Danny Ainge touched on a bunch of different topics during his weekly interview with Toucher and Rich. First up, analytics, specifically Charles Barkely’s rant last night on TNT:
“The Rockets sucked for a long time, so they went out and paid James Harden a lot of money; they got better,” Barkley said on the TNT postgame broadcast. “Then they went out and got Dwight Howard; they got better. …
“The NBA is about talent,” Barkley continued. “All these guys who run these organizations who talk about analytics, they have one thing in common — they’re a bunch of guys who have never played the game, and they never got the girls in high school, and they just want to get in the game.”
Whether you agree with Charles or not, you must admit that’s funny. Ainge said the Celtics put a lot into analytics but there are “no magic formulas.”
Because of the imbalance between the quality of teams in the Eastern and Western Conferences, there’s a push to revise playoff seedings (take top 16 teams regardless of conference affiliation) and to even do away with conferences all-together:
“I would have to think more about it. I understand it logically. I do like the rivalries in the conferences. I think there’s different schedules being played: Eastern Conference teams play Eastern Conference teams more than they play Western Conference teams. I would have to evaluate that. Right now there is an imbalance [between conferences]. I think everybody can see that. I also think that those things are cyclical.
“I mean, if you’re not one of the top eight teams in your conference, regardless of what’s going on in another conference, do you really deserve to be a playoff team? You may deserve it more than a team that’s making it in the East, and I guess that’s the point, but you’re still ninth or tenth in your conference. So I don’t know, I like it the way it is.

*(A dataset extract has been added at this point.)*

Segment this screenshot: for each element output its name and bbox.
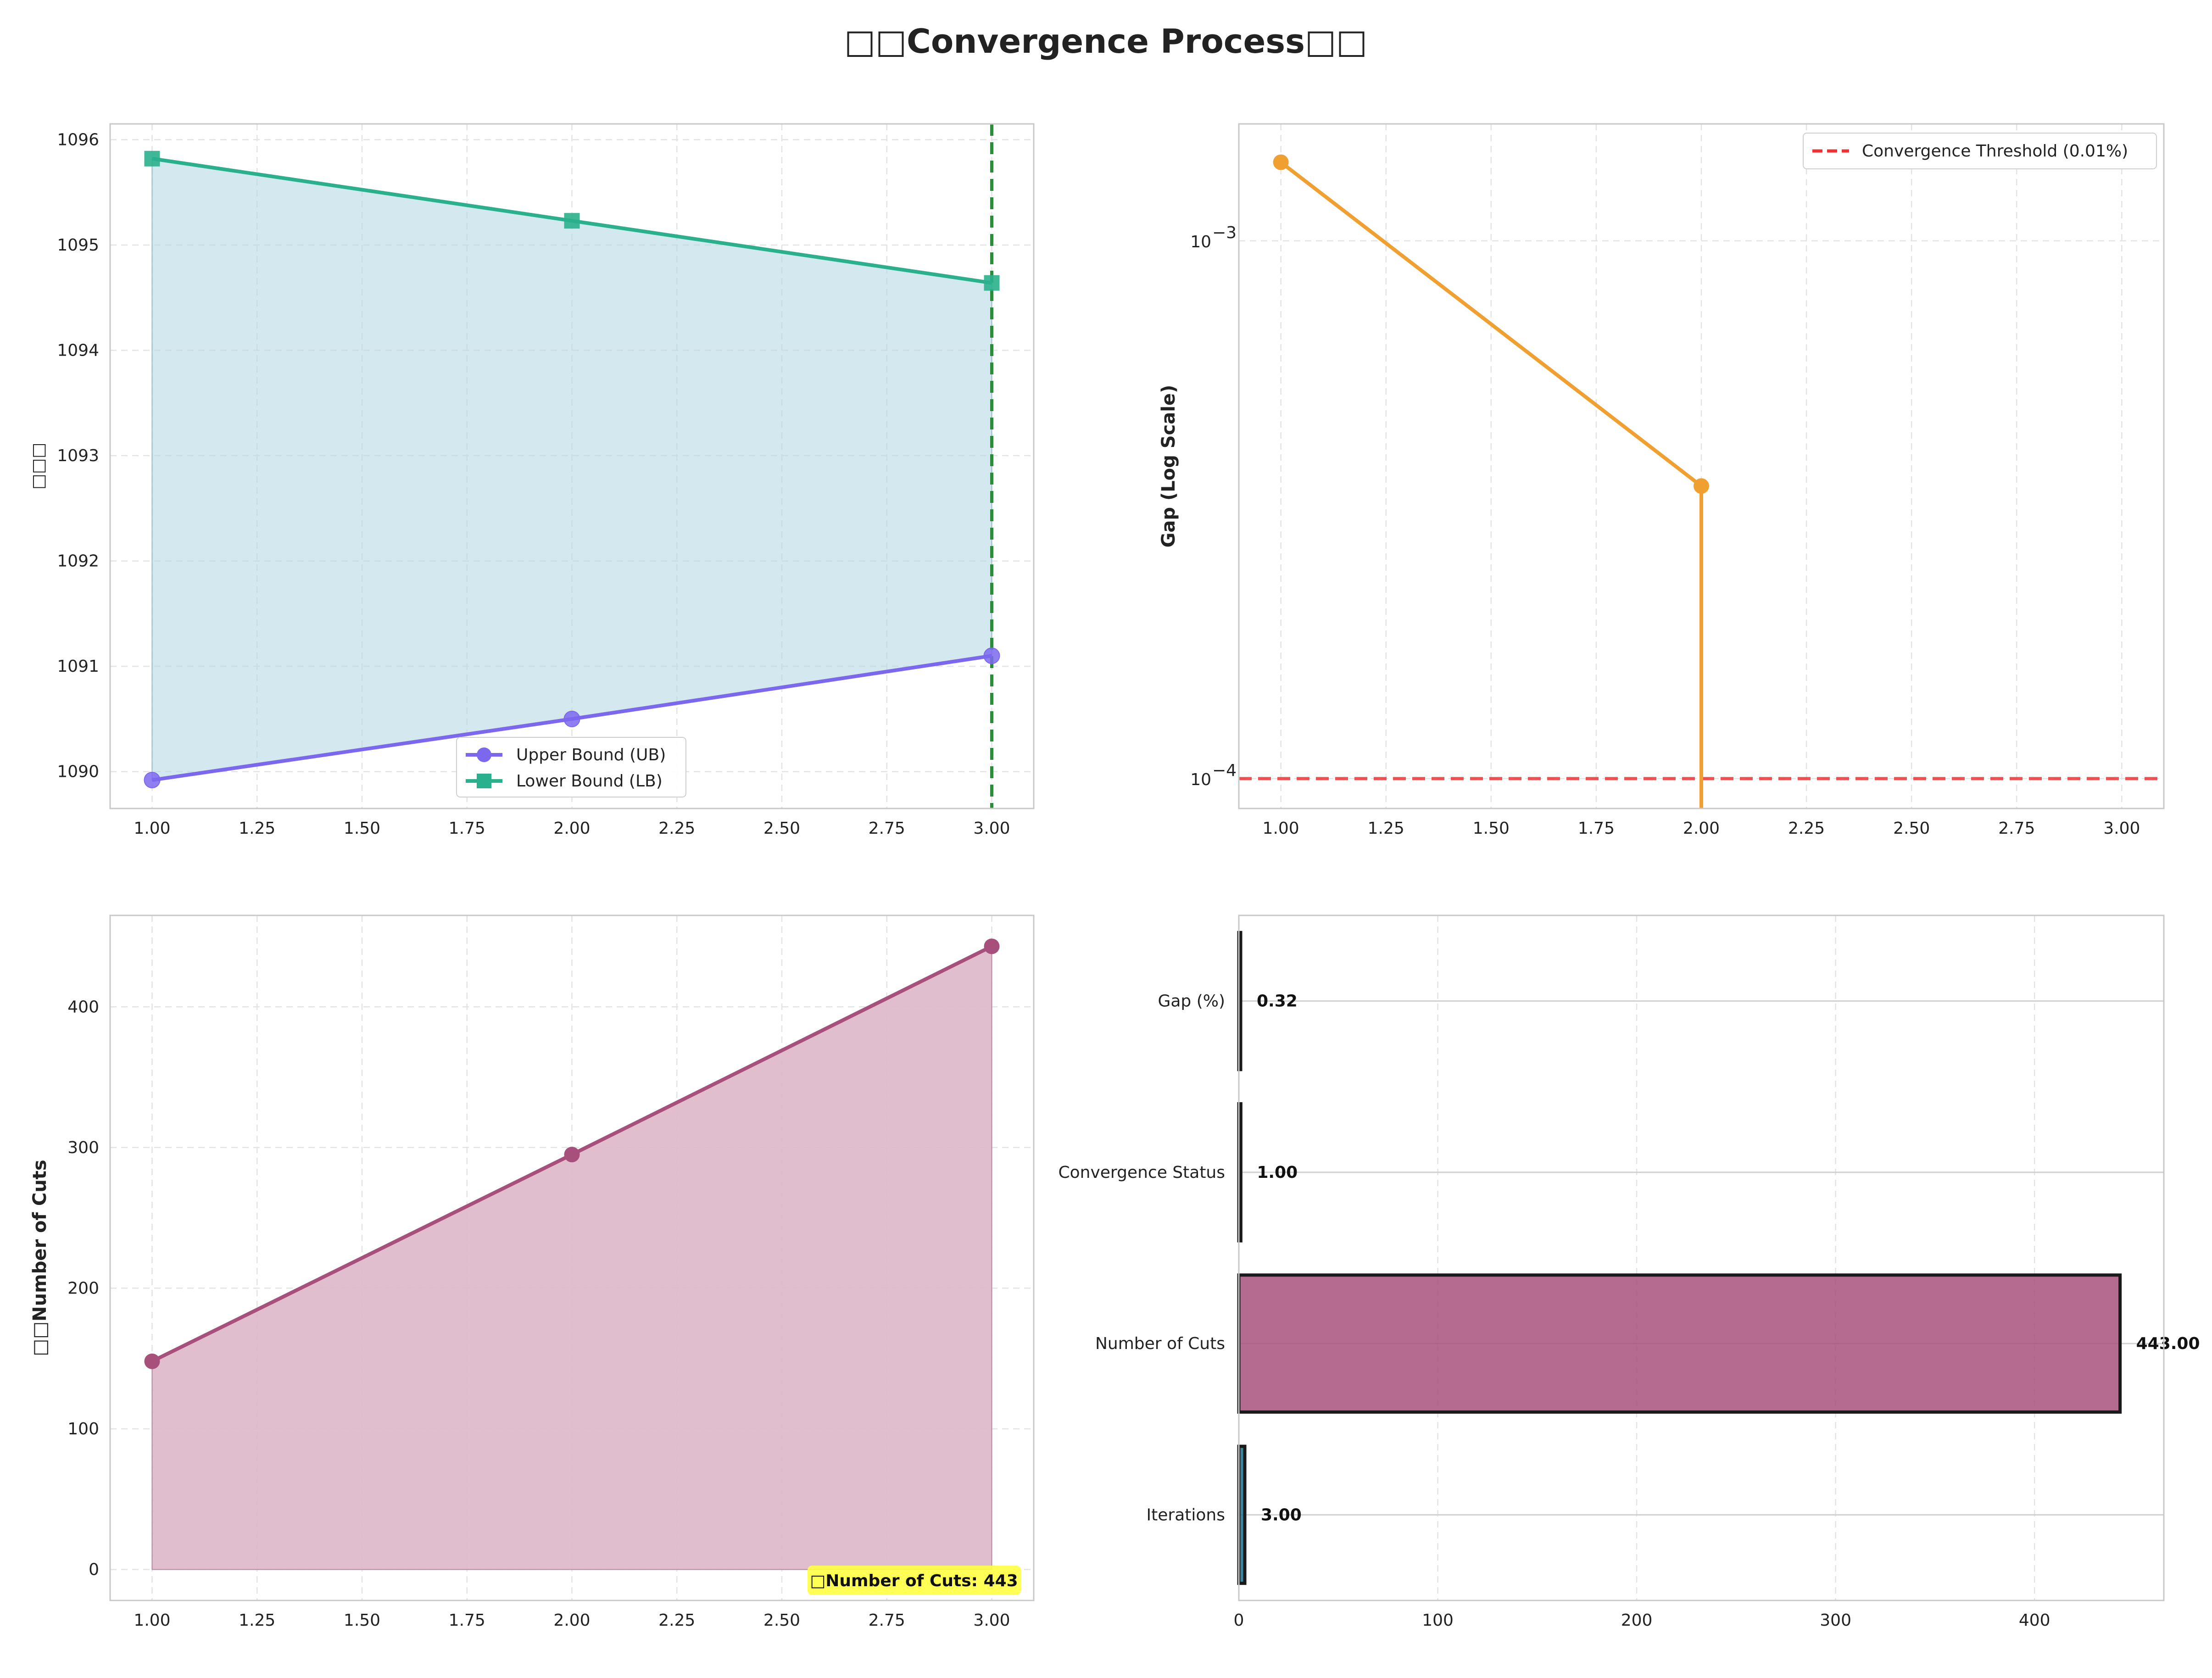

But I would be open to discussing those kinds of changes also.”
No thanks. I’ll keep the conferences and divisions.
As for the upcoming trade deadline, Ainge wouldn’t tip his hand:
“I don’t know. We’re opportunistic. There’s a lot of different things that can happen. I don’t anticipate, because right now we don’t have anything imminent. But you never know what happens at the trade deadline. But we’re ready, we have a lot of bullets in our arsenal right now. We have a lot of assets that we can move for lots of different things and go in a lot of different directions at this point,” Ainge told T&R.
“But there’s not teams looking to make those kinds of major changes, is my perspective right now heading into this trade deadline. So I’m not sure what may happen.”
Ainge is armed and ready, but I’m afraid there won’t be much action at the trade deadline.